Tambien posee otras caracteristicas, como grabador de sonidos, convertidor de audio y otros.

La principal característica es la simplicidad... no me vengan con eso de bibliotecas, pestañas, arboles por autor, titulo, disco, etc... nunca entendí esas cosas.... pero con el AIMP, vá como piña!

Además, el mismo instalador permite la aplicación Portable!

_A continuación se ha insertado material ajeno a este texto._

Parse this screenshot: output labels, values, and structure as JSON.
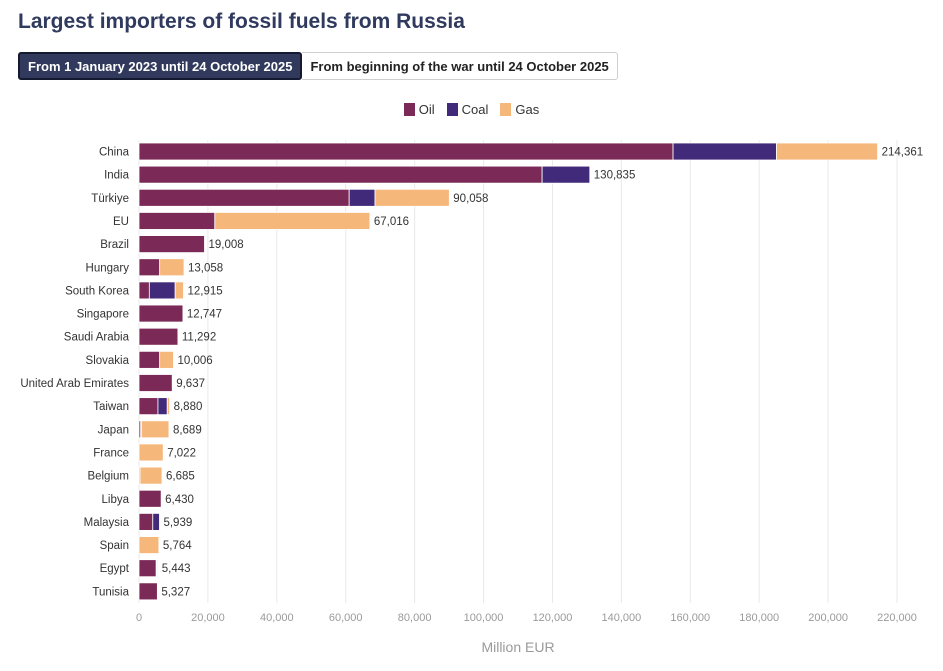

Realmente.... Pruebenlo... no es joda...

/*Esto no es obligatorio leerlo 
Otra gran característica del Aimp, es que al minimizarlo, se achica pero se mantiene en pantalla, esto me resultó muy util en el trabajo, porque tenía oficina compartida. Al ser tamaño infimo, no molestaba en el uso de PC, y al estár siempre "arriba" de todos los programas, me permitia bajar el volumen ni bien veía entrar a mi jefe (no por rebelde, simplemente no nos gusta la misma música) Con el Reproductor de Windows Media, esto era una molestia porque tardaba en cargar y pasar de ventana en ventana */


----------



## mnicolau (Jul 13, 2009)

Excelente reproductor el Aimp, lo adopté definitivamente hace tiempo ya (venía de Winamp), completo, simple y funcional.... ah... y gratis.

Saludos


----------



## electrodan (Jul 21, 2009)

Yo utilizo el VLC.


----------



## osk_rin (Jul 22, 2009)

electrodan.

el vlc esta muy bueno se me hace que, de todos lo reproductores que e usado en linux es el que mejor, que integra un ecualizador que realmente funciona jeje 

pero tabien esta bueno el bashee, y el xmms, el amarock no me gusta mucho y no me gusta como corre en Gnome

saludos...


----------



## electrodan (Jul 22, 2009)

Que curioso, el VLC que yo uso tiene un bug en el ecualizador. Supongo que tendría que reportarlo o algo por el estilo.


----------



## osk_rin (Jul 22, 2009)

ooooo si!

se me paso ese detalle, sucede que ecualizas, una cancion o video, pero con solo cambiar de cancion 
o video esa ecualizacion que hicicte, desaparece y todo queda en cero?

ami me pasaba eso, ahorita actualmente no tengo instalado linux 


saludos.


----------